On Saturday, March 12th, the same day as a national call-in to the NC Division of Prisons, about two dozen anarchists amassed outside Bertie CI in Windsor, NC, a prison facing a tense upswing in radical thought and action. Facing two layers of barbed wire fencing and a row of solitary confinement cells, we banged on drums, blew whistles, screamed chants, and held up several gigantic banners reading “Against Prisons” and “Hands Off James Graham.” (Graham is one of several prisoners in Windsor facing punishment for his role in organizing there.)
We managed to stay at the rural prison for over a half an hour before being warned that we were trespassing and would soon be arrested. Over the course of our time there, many family members who were exiting the prison at the end of visitation hours ended smiled and gave encouraging words, asking us to keep it up.

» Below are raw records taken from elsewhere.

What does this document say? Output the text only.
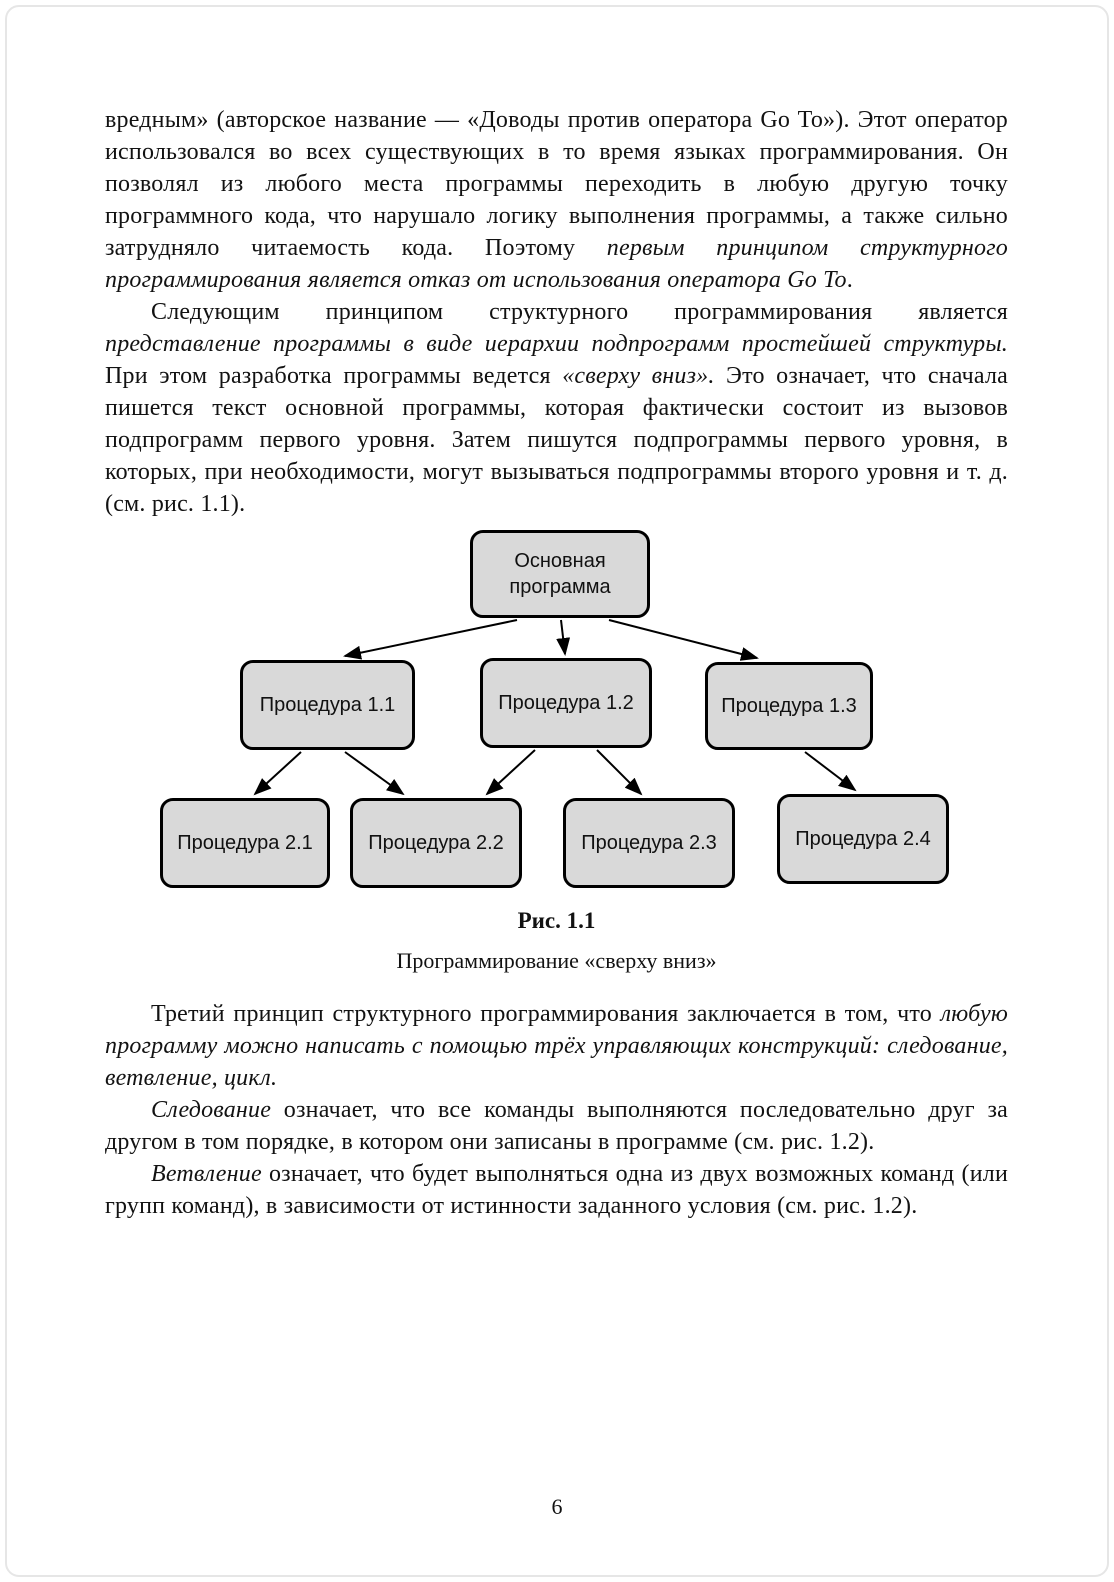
вредным» (авторское название — «Доводы против оператора Go To»). Этот оператор использовался во всех существующих в то время языках программирования. Он позволял из любого места программы переходить в любую другую точку программного кода, что нарушало логику выполнения программы, а также сильно затрудняло читаемость кода. Поэтому первым принципом структурного программирования является отказ от использования оператора Go To.

Следующим принципом структурного программирования является представление программы в виде иерархии подпрограмм простейшей структуры. При этом разработка программы ведется «сверху вниз». Это означает, что сначала пишется текст основной программы, которая фактически состоит из вызовов подпрограмм первого уровня. Затем пишутся подпрограммы первого уровня, в которых, при необходимости, могут вызываться подпрограммы второго уровня и т. д. (см. рис. 1.1).

Основная программа
Процедура 1.1	Процедура 1.2	Процедура 1.3
Процедура 2.1	Процедура 2.2	Процедура 2.3	Процедура 2.4
Рис. 1.1
Программирование «сверху вниз»

Третий принцип структурного программирования заключается в том, что любую программу можно написать с помощью трёх управляющих конструкций: следование, ветвление, цикл.

Следование означает, что все команды выполняются последовательно друг за другом в том порядке, в котором они записаны в программе (см. рис. 1.2).

Ветвление означает, что будет выполняться одна из двух возможных команд (или групп команд), в зависимости от истинности заданного условия (см. рис. 1.2).

6
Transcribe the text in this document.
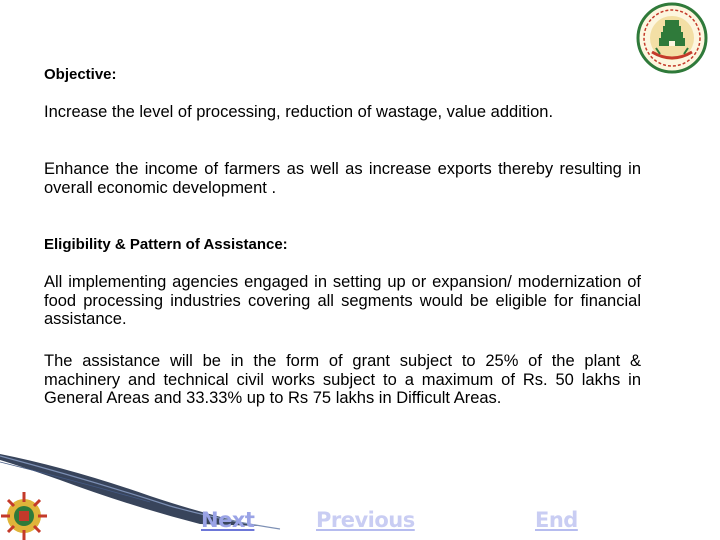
Objective:

Increase the level of processing, reduction of wastage, value addition.

Enhance the income of farmers as well as increase exports thereby resulting in overall economic development .

Eligibility & Pattern of Assistance:

All implementing agencies engaged in setting up or expansion/ modernization of food processing industries covering all segments would be eligible for financial assistance.

The assistance will be in the form of grant subject to 25% of the plant & machinery and technical civil works subject to a maximum of Rs. 50 lakhs in General Areas and 33.33% up to Rs 75 lakhs in Difficult Areas.

Next	Previous	End
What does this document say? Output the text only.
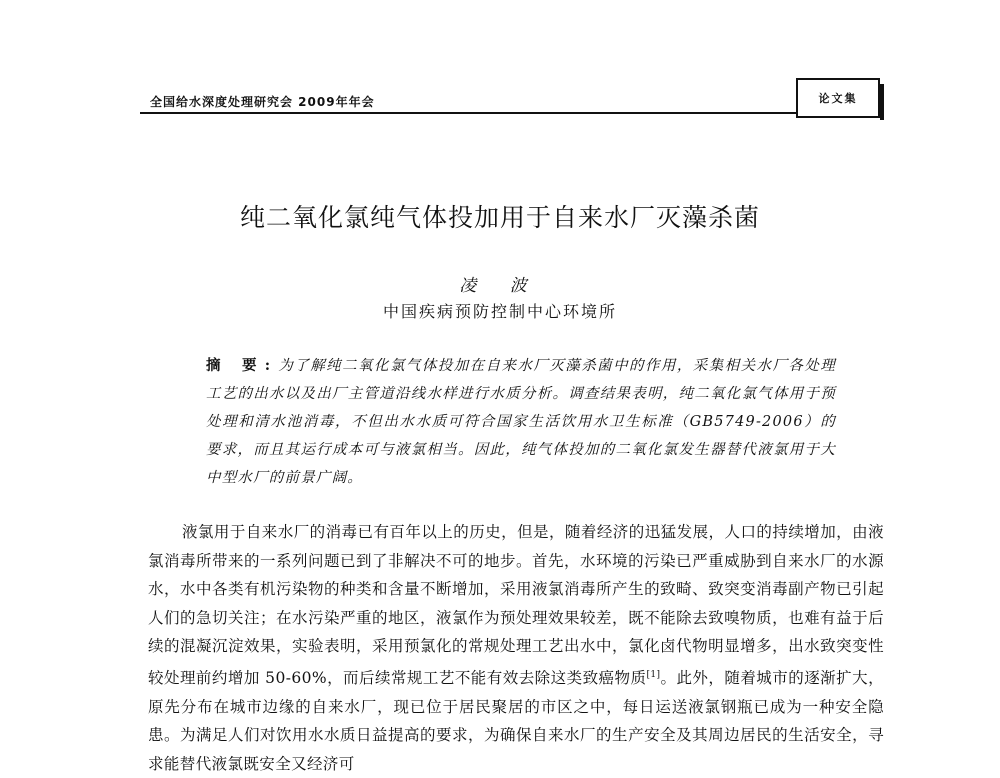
全国给水深度处理研究会 2009年年会	论文集
纯二氧化氯纯气体投加用于自来水厂灭藻杀菌
凌 波
中国疾病预防控制中心环境所
摘 要:为了解纯二氧化氯气体投加在自来水厂灭藻杀菌中的作用，采集相关水厂各处理工艺的出水以及出厂主管道沿线水样进行水质分析。调查结果表明，纯二氧化氯气体用于预处理和清水池消毒，不但出水水质可符合国家生活饮用水卫生标准（GB5749-2006）的要求，而且其运行成本可与液氯相当。因此，纯气体投加的二氧化氯发生器替代液氯用于大中型水厂的前景广阔。
液氯用于自来水厂的消毒已有百年以上的历史，但是，随着经济的迅猛发展，人口的持续增加，由液氯消毒所带来的一系列问题已到了非解决不可的地步。首先，水环境的污染已严重威胁到自来水厂的水源水，水中各类有机污染物的种类和含量不断增加，采用液氯消毒所产生的致畸、致突变消毒副产物已引起人们的急切关注；在水污染严重的地区，液氯作为预处理效果较差，既不能除去致嗅物质，也难有益于后续的混凝沉淀效果，实验表明，采用预氯化的常规处理工艺出水中，氯化卤代物明显增多，出水致突变性较处理前约增加 50-60%，而后续常规工艺不能有效去除这类致癌物质[1]。此外，随着城市的逐渐扩大，原先分布在城市边缘的自来水厂，现已位于居民聚居的市区之中，每日运送液氯钢瓶已成为一种安全隐患。为满足人们对饮用水水质日益提高的要求，为确保自来水厂的生产安全及其周边居民的生活安全，寻求能替代液氯既安全又经济可
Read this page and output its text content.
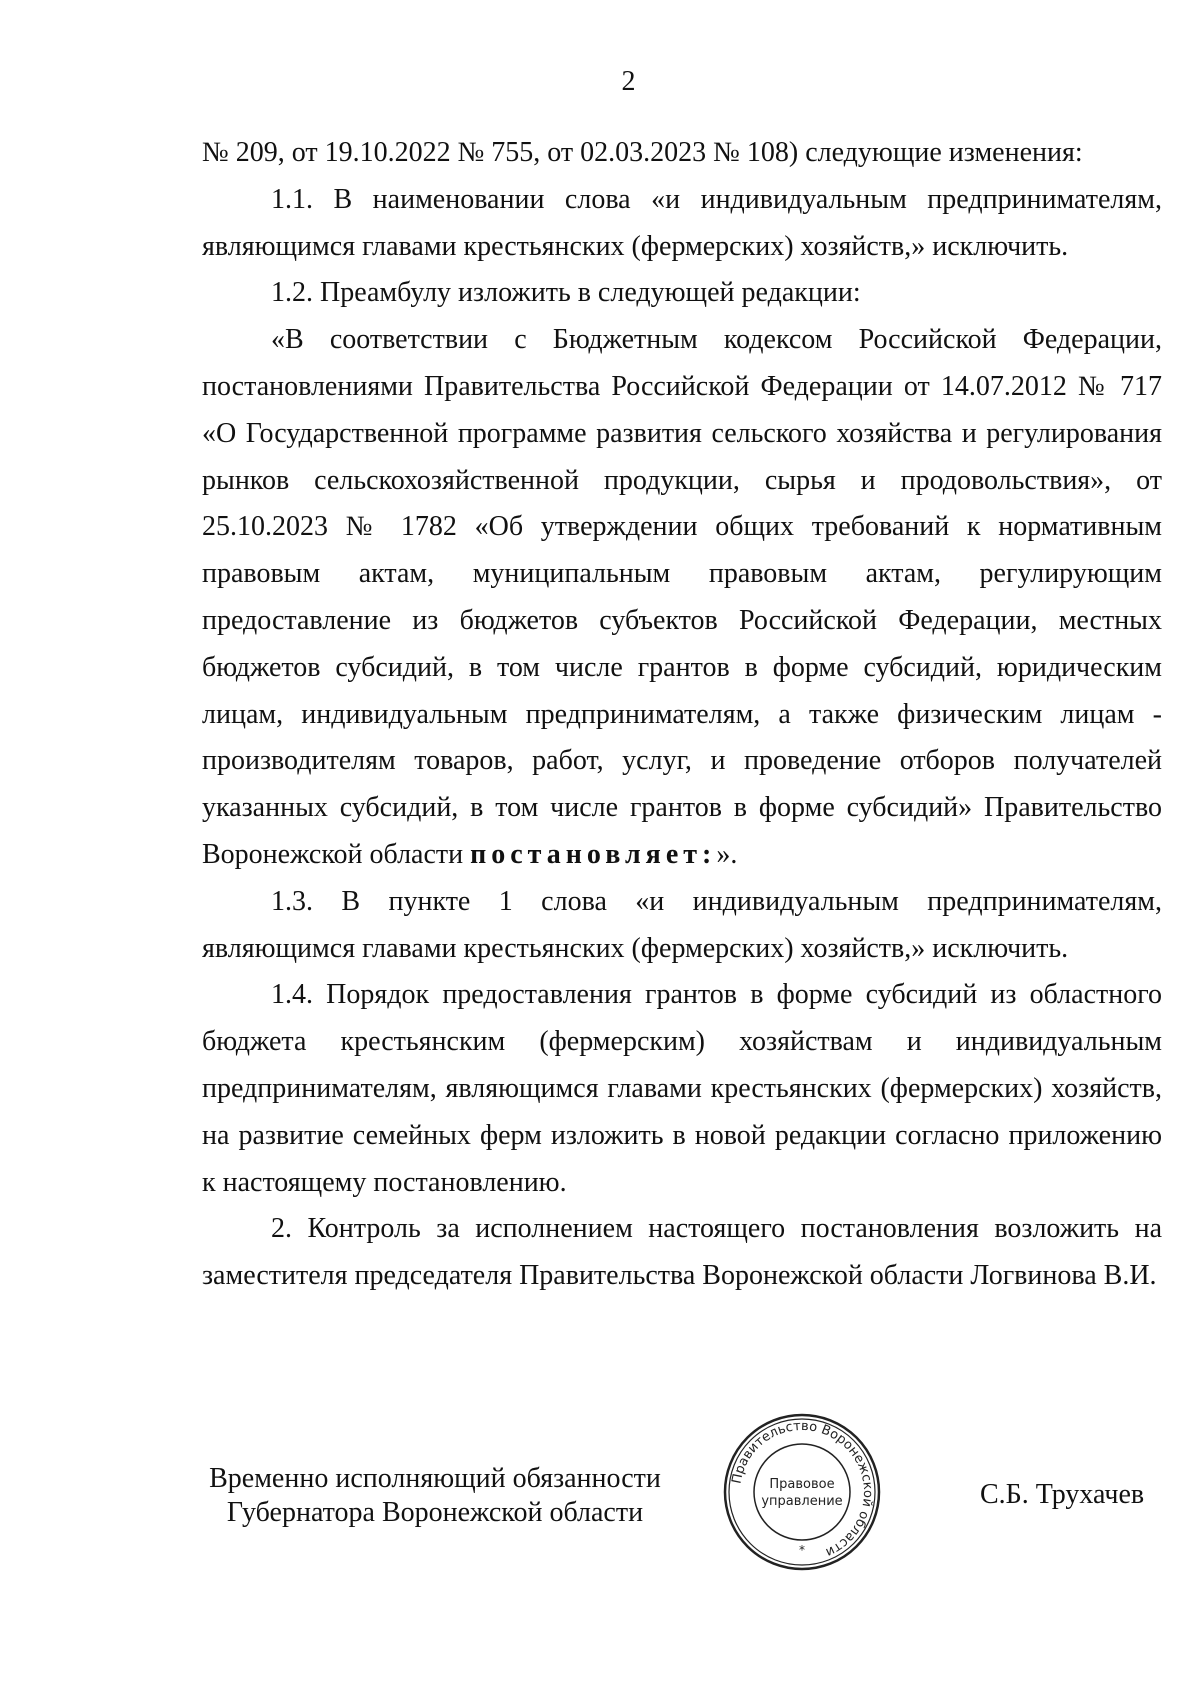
2

№ 209, от 19.10.2022 № 755, от 02.03.2023 № 108) следующие изменения:

1.1. В наименовании слова «и индивидуальным предпринимателям, являющимся главами крестьянских (фермерских) хозяйств,» исключить.

1.2. Преамбулу изложить в следующей редакции:

«В соответствии с Бюджетным кодексом Российской Федерации, постановлениями Правительства Российской Федерации от 14.07.2012 № 717 «О Государственной программе развития сельского хозяйства и регулирования рынков сельскохозяйственной продукции, сырья и продовольствия», от 25.10.2023 № 1782 «Об утверждении общих требований к нормативным правовым актам, муниципальным правовым актам, регулирующим предоставление из бюджетов субъектов Российской Федерации, местных бюджетов субсидий, в том числе грантов в форме субсидий, юридическим лицам, индивидуальным предпринимателям, а также физическим лицам - производителям товаров, работ, услуг, и проведение отборов получателей указанных субсидий, в том числе грантов в форме субсидий» Правительство Воронежской области постановляет:».

1.3. В пункте 1 слова «и индивидуальным предпринимателям, являющимся главами крестьянских (фермерских) хозяйств,» исключить.

1.4. Порядок предоставления грантов в форме субсидий из областного бюджета крестьянским (фермерским) хозяйствам и индивидуальным предпринимателям, являющимся главами крестьянских (фермерских) хозяйств, на развитие семейных ферм изложить в новой редакции согласно приложению к настоящему постановлению.

2. Контроль за исполнением настоящего постановления возложить на заместителя председателя Правительства Воронежской области Логвинова В.И.

Временно исполняющий обязанности
Губернатора Воронежской области
Правительство Воронежской области
Правовое
управление
*
С.Б. Трухачев
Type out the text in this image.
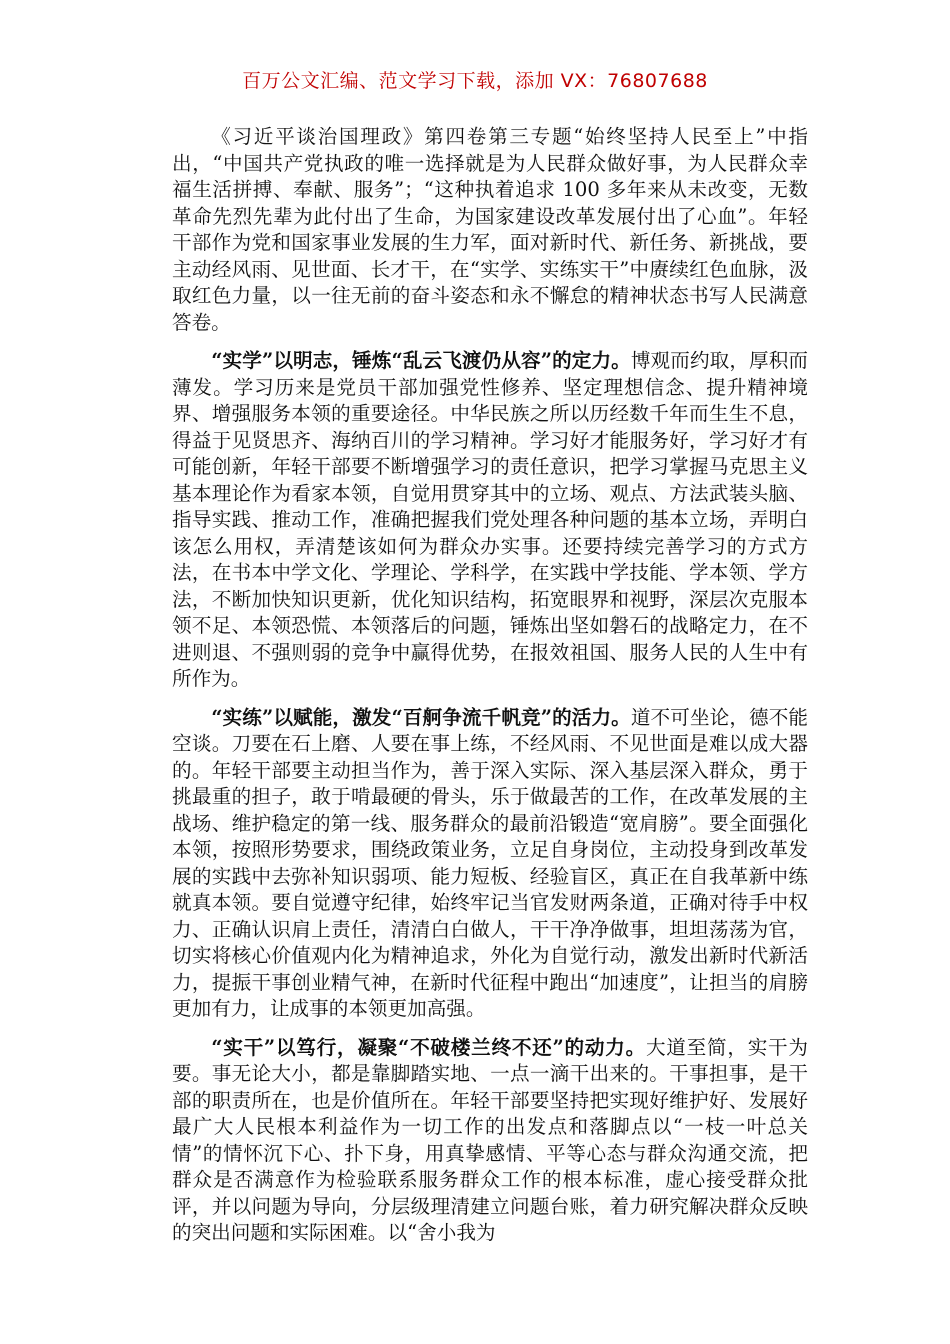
百万公文汇编、范文学习下载，添加 VX：76807688

《习近平谈治国理政》第四卷第三专题“始终坚持人民至上”中指出，“中国共产党执政的唯一选择就是为人民群众做好事，为人民群众幸福生活拼搏、奉献、服务”；“这种执着追求 100 多年来从未改变，无数革命先烈先辈为此付出了生命，为国家建设改革发展付出了心血”。年轻干部作为党和国家事业发展的生力军，面对新时代、新任务、新挑战，要主动经风雨、见世面、长才干，在“实学、实练实干”中赓续红色血脉，汲取红色力量，以一往无前的奋斗姿态和永不懈怠的精神状态书写人民满意答卷。

“实学”以明志，锤炼“乱云飞渡仍从容”的定力。博观而约取，厚积而薄发。学习历来是党员干部加强党性修养、坚定理想信念、提升精神境界、增强服务本领的重要途径。中华民族之所以历经数千年而生生不息，得益于见贤思齐、海纳百川的学习精神。学习好才能服务好，学习好才有可能创新，年轻干部要不断增强学习的责任意识，把学习掌握马克思主义基本理论作为看家本领，自觉用贯穿其中的立场、观点、方法武装头脑、指导实践、推动工作，准确把握我们党处理各种问题的基本立场，弄明白该怎么用权，弄清楚该如何为群众办实事。还要持续完善学习的方式方法，在书本中学文化、学理论、学科学，在实践中学技能、学本领、学方法，不断加快知识更新，优化知识结构，拓宽眼界和视野，深层次克服本领不足、本领恐慌、本领落后的问题，锤炼出坚如磐石的战略定力，在不进则退、不强则弱的竞争中赢得优势，在报效祖国、服务人民的人生中有所作为。

“实练”以赋能，激发“百舸争流千帆竞”的活力。道不可坐论，德不能空谈。刀要在石上磨、人要在事上练，不经风雨、不见世面是难以成大器的。年轻干部要主动担当作为，善于深入实际、深入基层深入群众，勇于挑最重的担子，敢于啃最硬的骨头，乐于做最苦的工作，在改革发展的主战场、维护稳定的第一线、服务群众的最前沿锻造“宽肩膀”。要全面强化本领，按照形势要求，围绕政策业务，立足自身岗位，主动投身到改革发展的实践中去弥补知识弱项、能力短板、经验盲区，真正在自我革新中练就真本领。要自觉遵守纪律，始终牢记当官发财两条道，正确对待手中权力、正确认识肩上责任，清清白白做人，干干净净做事，坦坦荡荡为官，切实将核心价值观内化为精神追求，外化为自觉行动，激发出新时代新活力，提振干事创业精气神，在新时代征程中跑出“加速度”，让担当的肩膀更加有力，让成事的本领更加高强。

“实干”以笃行，凝聚“不破楼兰终不还”的动力。大道至简，实干为要。事无论大小，都是靠脚踏实地、一点一滴干出来的。干事担事，是干部的职责所在，也是价值所在。年轻干部要坚持把实现好维护好、发展好最广大人民根本利益作为一切工作的出发点和落脚点以“一枝一叶总关情”的情怀沉下心、扑下身，用真挚感情、平等心态与群众沟通交流，把群众是否满意作为检验联系服务群众工作的根本标准，虚心接受群众批评，并以问题为导向，分层级理清建立问题台账，着力研究解决群众反映的突出问题和实际困难。以“舍小我为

This demo was a small part of a larger trajectory of recent anti-prison activity in NC, including demos at the Buncombe County Jail and Central Prison in Raleigh, as well as a number of prisoner support and publishing endeavors, reading groups, and hunger strikes. It is also the product of specific relationships between anarchists and other radicals on both sides of the wall; folks on the inside at Windsor have called for outside support specifically, and demos like these are part of that. These demos tie in to a longer history of prisoner struggles in North Carolina, going back to the massive six-day riot and strike at Raleigh’s Women’s Correctional in 1975, as well as the more recent riot at the Polk Youth Center in the late 90’s.
As we left the prison property, the words “Cops, Pigs, Murderers!” reverberated off of the prison walls in time to a heavy drum beat. That sound continues ringing in our ears as we go home and think about those we left behind. We’ll be back.